A experiência nas editoras notava-se no lado de homem realista e prático que Miguel Esteves Cardoso recorda. "Se tivéssemos feito o que o Ricardo dizia, a Fundação Atlântica não teria acabado", reconhece Miguel Esteves Cardoso, lembrando que foi com Ayres Magalhães para Inglaterra para os Strawberry Studios, onde tinham gravado os Joy Division, com a ideia de competir na música e descobrir talentos desconhecidos, que acabaram por continuar desconhecidos. “Descobrimos e enterrámos a fortuna toda. Quem é que vai para Inglaterra, onde há tanta música boa e editoras boas, competir? O Ricardo era mais cauteloso”, diz. “Passava por estraga-prazeres, mas o que acontecia é que nós éramos os dois megalómanos e ele realista. O Ricardo não nos atirava nunca à cara ter tido razão. Era um senhor, um aristocrata madeirense."
O médico
Céu Sousa Lobo, médica do serviço de Medicina Transfusional do Egas Moniz, diz que conheceu Ricardo Camacho há quatro décadas, quando foram colegas de faculdade. Descreve o médico, um dos seus "melhores amigos", como "um homem ao mesmo tempo meigo e bruto", que tinha uma inquietude de espírito e uma inquietude científica que é digna de nota. E fala da importância que teve na medicina e do facto de ser internacionalmente reconhecido. Para o ilustrar menciona o carácter pioneiro dos testes na área da biologia molecular do VIH que implementou no Egas Moniz em meados dos anos 1990. Camacho, diz, estava sempre "muito actualizado" e acabou por conseguir fazer no laboratório do hospital o que se fazia no estrangeiro.

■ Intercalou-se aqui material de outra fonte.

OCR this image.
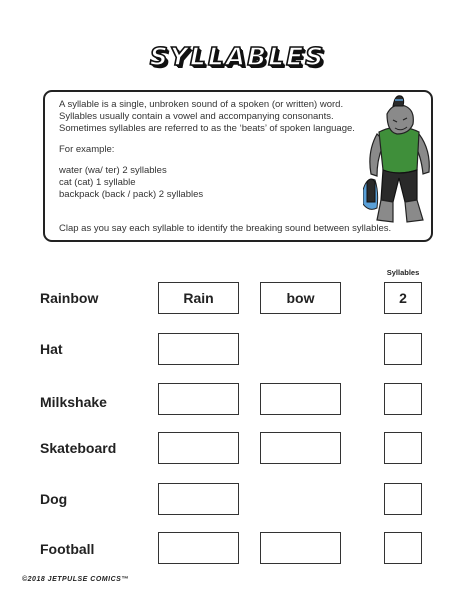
SYLLABLES

A syllable is a single, unbroken sound of a spoken (or written) word.

Syllables usually contain a vowel and accompanying consonants.

Sometimes syllables are referred to as the ‘beats’ of spoken language.

For example:

water (wa/ ter) 2 syllables

cat (cat) 1 syllable

backpack (back / pack) 2 syllables

Clap as you say each syllable to identify the breaking sound between syllables.
Syllables
Rainbow	Rain	bow	2
Hat
Milkshake
Skateboard
Dog
Football
©2018 JETPULSE COMICS™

No final dessa década de 90, o médico virou-se ainda mais para a investigação. "A partir de uma determinada altura, isto já na época dos testes de resistência ao vírus do VIH, ele acabou por verificar que havia um genótipo especial que era mais frequente em Portugal do que nos outros países, e a investigação acabou por se centrar também aí", referindo várias publicações de Ricardo Camacho sobre o genótipo G.
O facto de ter duas profissões teve impacto na banda. “Mantivemo-nos orgulhosamente não profissionais”, dizia Ricardo Camacho ao Diário de Notícias em 2000, quando saiu a antologia da banda, com 17 canções, garantindo que isso não significava que optassem pelo facilitismo nas gravações ou em palco: “A Sétima é, sobretudo, um grupo rigoroso. Rigoroso na concepção das canções, nas gravações, nas misturas, em cima do palco, mesmo quando o Abelho dele cai abaixo. Nunca confundimos isso com profissionalismo. Profissionalismo era termos de viver disto. E é uma grande liberdade não ter que assim ser.”
Na mesma entrevista o produtor, intérprete e compositor explicava ainda como chegava a banda à sua linguagem tão característica: “Pouca gente conhece a estrutura original das nossas canções e ainda bem porque aquilo é uma amálgama de muitas e muitas coisas. Nós chegamos a acordo por subtracção.” Retirados “excessos” e “barroquismos” ficava uma espécie de tronco comum aceite pelos elementos do grupo, todos eles com culturas musicais muito diferentes, que depois dava origem a canções bastante depuradas em termos de elementos sonoros.
Quando o PÚBLICO lhe perguntou em 2000 o que tinha ficado da viagem da Sétima Legião, Ricardo Camacho respondeu com a inquietude de espírito e um certo tom místico: “Uma luz qualquer que ainda não sabemos explicar. Uma promessa que não promete nada.”
Não há ainda quaisquer informações sobre o funeral do músico, que deverá ser sepultado na Bélgica.